[SciPy-User] Inequality constrains definition and violation in slsqp

josef.pktd@gmai... josef.pktd@gmai...
Fri Dec 11 10:49:13 CST 2009


On Fri, Dec 11, 2009 at 11:37 AM, jagan prabhu <jagan_cbe2003@yahoo.co.in>wrote:

> My function is a simple least square, it look like,
>
> func = sum((observeddata[ ] - calculated[ ] )**2)  or sum(abs(observed[ ] -
> calculated[ ] ))
>
> The slsqp optimization code  is coupled to a third part software, beginning
> from the initial values for each function evaluation my optimization code
> passes 8 parameters to the software. Based on these 8 parameters software
> calculates the data and its is stored in calculated[ ] array and
> observeddata[ ]  is a constant data through out the process, aim is to
> minimize the error between the observedata[ ] and calculated[ ]  by choosing
> the proper parameter.

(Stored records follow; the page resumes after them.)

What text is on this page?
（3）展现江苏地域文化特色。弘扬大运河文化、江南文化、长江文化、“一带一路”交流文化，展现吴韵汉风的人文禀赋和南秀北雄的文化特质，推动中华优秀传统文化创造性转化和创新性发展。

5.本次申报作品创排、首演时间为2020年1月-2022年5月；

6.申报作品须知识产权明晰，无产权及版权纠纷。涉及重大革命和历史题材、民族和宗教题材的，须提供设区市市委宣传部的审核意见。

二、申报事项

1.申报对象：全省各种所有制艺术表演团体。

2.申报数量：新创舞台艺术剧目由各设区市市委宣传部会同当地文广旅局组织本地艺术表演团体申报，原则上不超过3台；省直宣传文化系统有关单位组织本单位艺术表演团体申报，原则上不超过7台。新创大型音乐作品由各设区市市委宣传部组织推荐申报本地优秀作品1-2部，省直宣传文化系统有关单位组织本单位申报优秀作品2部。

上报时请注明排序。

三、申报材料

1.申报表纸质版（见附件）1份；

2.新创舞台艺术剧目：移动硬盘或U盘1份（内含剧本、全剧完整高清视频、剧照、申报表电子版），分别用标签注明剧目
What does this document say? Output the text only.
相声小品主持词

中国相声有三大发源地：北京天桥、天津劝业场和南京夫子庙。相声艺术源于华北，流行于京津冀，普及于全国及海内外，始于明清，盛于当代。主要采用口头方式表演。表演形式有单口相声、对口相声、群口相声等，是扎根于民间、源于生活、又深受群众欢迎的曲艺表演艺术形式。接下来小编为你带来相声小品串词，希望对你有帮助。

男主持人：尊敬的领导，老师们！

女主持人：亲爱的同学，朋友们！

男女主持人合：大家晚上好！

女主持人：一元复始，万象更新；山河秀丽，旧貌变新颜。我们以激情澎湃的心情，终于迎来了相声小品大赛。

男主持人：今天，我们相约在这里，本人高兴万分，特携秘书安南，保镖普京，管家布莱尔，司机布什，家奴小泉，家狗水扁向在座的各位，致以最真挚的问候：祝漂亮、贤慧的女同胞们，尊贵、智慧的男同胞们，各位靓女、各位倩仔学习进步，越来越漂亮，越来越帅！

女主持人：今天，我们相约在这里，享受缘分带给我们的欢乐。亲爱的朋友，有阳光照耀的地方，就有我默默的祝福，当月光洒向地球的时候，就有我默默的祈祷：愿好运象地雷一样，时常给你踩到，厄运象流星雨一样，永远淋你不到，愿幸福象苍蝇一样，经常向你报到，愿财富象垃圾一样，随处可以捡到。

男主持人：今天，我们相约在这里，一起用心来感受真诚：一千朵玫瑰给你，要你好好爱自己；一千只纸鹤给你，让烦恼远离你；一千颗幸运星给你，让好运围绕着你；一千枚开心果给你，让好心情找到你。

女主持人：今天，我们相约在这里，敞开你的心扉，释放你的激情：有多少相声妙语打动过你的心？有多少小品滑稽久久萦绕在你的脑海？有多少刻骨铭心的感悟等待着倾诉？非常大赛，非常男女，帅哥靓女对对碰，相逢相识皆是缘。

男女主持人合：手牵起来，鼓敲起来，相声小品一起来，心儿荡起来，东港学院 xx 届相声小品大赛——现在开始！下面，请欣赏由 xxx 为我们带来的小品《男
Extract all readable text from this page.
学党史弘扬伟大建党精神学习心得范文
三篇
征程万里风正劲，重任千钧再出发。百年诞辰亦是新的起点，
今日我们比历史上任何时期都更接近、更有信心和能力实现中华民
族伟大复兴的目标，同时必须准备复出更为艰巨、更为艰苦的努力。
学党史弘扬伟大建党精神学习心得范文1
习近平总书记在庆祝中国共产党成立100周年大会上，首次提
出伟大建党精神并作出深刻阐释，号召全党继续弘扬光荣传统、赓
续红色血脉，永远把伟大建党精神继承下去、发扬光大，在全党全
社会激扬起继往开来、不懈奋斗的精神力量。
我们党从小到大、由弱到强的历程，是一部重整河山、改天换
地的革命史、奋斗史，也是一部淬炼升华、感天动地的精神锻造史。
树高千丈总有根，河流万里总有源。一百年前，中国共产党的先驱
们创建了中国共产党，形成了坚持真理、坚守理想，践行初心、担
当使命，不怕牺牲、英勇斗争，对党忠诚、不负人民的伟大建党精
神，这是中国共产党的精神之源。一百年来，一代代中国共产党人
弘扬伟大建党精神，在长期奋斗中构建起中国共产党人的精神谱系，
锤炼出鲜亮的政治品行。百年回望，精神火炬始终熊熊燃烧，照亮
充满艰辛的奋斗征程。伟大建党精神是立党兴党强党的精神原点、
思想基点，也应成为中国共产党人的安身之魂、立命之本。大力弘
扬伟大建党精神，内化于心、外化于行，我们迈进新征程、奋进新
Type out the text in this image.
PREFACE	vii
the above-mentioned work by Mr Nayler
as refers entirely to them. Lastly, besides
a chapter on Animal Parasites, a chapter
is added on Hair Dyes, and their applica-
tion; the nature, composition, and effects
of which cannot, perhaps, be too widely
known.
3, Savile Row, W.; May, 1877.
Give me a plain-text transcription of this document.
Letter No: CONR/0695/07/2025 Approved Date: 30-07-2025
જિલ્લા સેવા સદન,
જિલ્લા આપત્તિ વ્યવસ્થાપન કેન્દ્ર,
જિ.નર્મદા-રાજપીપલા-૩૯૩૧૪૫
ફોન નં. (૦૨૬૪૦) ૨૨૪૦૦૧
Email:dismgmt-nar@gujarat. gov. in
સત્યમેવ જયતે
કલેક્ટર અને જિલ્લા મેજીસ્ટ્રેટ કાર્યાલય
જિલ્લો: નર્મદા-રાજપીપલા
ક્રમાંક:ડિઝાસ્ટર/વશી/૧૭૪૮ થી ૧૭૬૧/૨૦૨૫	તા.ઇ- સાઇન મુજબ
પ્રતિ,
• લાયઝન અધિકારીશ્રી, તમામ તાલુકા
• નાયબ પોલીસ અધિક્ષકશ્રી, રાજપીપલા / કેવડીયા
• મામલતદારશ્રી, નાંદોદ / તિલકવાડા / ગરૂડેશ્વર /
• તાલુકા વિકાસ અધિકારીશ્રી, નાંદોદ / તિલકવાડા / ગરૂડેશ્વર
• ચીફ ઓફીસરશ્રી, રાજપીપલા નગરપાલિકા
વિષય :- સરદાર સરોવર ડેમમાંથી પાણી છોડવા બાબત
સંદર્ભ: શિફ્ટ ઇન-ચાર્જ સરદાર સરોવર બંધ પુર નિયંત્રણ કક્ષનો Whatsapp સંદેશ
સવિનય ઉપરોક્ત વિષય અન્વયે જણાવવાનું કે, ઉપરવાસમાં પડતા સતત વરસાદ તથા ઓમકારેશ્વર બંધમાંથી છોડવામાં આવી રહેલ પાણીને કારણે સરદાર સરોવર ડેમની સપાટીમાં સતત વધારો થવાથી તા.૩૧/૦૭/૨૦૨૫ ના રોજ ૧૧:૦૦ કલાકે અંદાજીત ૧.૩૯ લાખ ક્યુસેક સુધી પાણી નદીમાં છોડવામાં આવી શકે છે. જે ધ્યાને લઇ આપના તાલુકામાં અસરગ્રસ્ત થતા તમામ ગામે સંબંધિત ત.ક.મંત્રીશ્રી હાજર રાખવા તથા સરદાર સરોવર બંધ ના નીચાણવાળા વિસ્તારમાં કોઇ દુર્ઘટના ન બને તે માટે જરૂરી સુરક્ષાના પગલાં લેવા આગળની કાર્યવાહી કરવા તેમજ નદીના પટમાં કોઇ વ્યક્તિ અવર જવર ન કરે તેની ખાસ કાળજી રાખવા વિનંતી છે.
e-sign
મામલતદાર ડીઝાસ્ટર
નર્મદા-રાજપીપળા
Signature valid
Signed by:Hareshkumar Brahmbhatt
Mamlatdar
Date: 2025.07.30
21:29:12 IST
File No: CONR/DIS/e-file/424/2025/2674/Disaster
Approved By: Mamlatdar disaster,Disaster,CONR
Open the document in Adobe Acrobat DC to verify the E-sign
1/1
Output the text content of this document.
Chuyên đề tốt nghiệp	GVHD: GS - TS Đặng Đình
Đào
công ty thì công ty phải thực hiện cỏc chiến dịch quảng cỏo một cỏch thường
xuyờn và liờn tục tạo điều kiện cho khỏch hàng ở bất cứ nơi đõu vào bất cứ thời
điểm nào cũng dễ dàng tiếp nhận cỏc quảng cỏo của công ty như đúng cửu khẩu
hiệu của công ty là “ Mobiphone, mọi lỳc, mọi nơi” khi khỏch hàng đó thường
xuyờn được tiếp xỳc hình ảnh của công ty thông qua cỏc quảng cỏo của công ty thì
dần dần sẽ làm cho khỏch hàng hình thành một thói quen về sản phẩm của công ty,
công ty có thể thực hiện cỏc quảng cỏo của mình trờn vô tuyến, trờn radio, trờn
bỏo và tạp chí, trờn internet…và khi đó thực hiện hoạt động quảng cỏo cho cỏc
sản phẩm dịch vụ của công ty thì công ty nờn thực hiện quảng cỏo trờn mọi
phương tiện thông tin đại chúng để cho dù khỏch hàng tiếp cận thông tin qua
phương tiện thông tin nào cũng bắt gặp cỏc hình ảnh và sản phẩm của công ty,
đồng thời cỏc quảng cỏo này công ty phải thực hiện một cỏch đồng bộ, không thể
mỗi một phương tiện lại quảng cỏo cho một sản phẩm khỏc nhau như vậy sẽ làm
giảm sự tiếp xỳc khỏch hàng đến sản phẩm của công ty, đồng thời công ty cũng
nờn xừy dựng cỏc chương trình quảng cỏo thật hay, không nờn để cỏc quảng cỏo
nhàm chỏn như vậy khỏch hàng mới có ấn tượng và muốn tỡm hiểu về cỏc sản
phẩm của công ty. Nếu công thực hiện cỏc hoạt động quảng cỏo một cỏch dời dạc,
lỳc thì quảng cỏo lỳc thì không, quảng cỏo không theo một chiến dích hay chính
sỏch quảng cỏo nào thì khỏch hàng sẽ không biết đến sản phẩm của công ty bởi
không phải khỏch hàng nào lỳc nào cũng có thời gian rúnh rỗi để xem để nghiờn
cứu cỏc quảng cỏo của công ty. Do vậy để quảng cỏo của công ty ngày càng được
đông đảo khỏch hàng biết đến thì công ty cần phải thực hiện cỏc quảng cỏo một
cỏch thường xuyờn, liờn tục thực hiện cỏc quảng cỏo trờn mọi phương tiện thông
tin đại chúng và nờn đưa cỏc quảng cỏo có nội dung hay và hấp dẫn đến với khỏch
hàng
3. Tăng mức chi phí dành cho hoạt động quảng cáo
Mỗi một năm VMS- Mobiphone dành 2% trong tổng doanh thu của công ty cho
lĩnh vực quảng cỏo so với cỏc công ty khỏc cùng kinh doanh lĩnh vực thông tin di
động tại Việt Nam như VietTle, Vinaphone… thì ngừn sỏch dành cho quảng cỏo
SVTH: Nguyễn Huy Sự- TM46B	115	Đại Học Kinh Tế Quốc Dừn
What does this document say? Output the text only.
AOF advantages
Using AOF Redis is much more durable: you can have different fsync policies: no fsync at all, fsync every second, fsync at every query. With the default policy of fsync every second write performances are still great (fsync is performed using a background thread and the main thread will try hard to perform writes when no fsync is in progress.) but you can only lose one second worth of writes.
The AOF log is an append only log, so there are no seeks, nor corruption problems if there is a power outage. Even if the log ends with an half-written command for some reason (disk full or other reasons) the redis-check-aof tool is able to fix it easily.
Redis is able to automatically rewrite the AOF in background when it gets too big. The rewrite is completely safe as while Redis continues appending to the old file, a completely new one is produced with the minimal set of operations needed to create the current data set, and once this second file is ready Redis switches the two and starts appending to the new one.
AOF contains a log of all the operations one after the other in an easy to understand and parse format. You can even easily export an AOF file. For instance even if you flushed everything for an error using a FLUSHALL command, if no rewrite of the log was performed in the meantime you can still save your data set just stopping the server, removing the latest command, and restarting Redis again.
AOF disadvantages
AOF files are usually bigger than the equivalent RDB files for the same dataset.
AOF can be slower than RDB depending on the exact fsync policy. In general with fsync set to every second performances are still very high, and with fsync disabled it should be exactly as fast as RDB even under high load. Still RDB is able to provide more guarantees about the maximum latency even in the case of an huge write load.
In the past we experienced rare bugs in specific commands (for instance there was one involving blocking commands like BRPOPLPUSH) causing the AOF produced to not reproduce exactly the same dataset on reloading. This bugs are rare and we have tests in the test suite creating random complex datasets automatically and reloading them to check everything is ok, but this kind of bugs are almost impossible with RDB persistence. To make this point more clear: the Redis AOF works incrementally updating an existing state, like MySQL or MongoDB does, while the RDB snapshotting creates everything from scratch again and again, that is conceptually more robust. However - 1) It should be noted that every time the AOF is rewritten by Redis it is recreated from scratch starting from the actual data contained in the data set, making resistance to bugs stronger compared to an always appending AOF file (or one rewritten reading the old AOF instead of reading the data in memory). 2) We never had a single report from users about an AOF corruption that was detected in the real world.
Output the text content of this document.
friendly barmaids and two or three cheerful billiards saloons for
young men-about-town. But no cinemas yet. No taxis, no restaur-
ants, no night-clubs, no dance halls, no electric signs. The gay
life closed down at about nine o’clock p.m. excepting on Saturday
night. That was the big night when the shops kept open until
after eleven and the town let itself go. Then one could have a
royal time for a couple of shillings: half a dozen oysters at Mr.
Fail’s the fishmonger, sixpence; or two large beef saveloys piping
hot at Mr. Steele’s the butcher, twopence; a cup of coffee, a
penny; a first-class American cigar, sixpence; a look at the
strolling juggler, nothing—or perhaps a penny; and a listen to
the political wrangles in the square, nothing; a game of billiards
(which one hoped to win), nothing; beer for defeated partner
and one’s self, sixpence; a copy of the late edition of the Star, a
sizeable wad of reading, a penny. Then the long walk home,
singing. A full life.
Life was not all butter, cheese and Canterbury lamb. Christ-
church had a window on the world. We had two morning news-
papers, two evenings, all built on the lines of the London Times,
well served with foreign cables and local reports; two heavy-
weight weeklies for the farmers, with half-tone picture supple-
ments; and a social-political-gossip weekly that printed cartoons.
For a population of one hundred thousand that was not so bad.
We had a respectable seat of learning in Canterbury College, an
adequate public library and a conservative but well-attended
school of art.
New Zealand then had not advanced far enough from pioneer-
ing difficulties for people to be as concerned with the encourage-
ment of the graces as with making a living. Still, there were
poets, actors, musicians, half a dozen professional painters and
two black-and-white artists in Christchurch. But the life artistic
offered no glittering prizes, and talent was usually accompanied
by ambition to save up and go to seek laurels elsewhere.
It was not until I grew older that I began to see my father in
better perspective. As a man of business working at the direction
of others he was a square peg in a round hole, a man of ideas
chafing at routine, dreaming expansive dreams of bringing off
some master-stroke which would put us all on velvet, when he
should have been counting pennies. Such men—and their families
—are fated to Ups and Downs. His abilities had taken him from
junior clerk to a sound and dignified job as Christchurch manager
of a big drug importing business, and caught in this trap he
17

Basically i want to do a inverse process
> identification.
>
> observeddata[ ]  and calculated[ ] will be an array of 200 to 400 entries.
>
> My software is very sensitive to the constraints, if it violates  is stops
> execution and  the entire process stops.
>
> End of the process i don't know whether it is violated or not, because once
> in between the process constrains are violated the coupling software stops
> execution and my optimization process stops.
>
> So i am forced to search of a better way to define my constraints so that
> it will not violated during function evaluation.
>


In this case you also have to rewrite (or drop) your numerical
differentiation, because you violate the constraint yourself.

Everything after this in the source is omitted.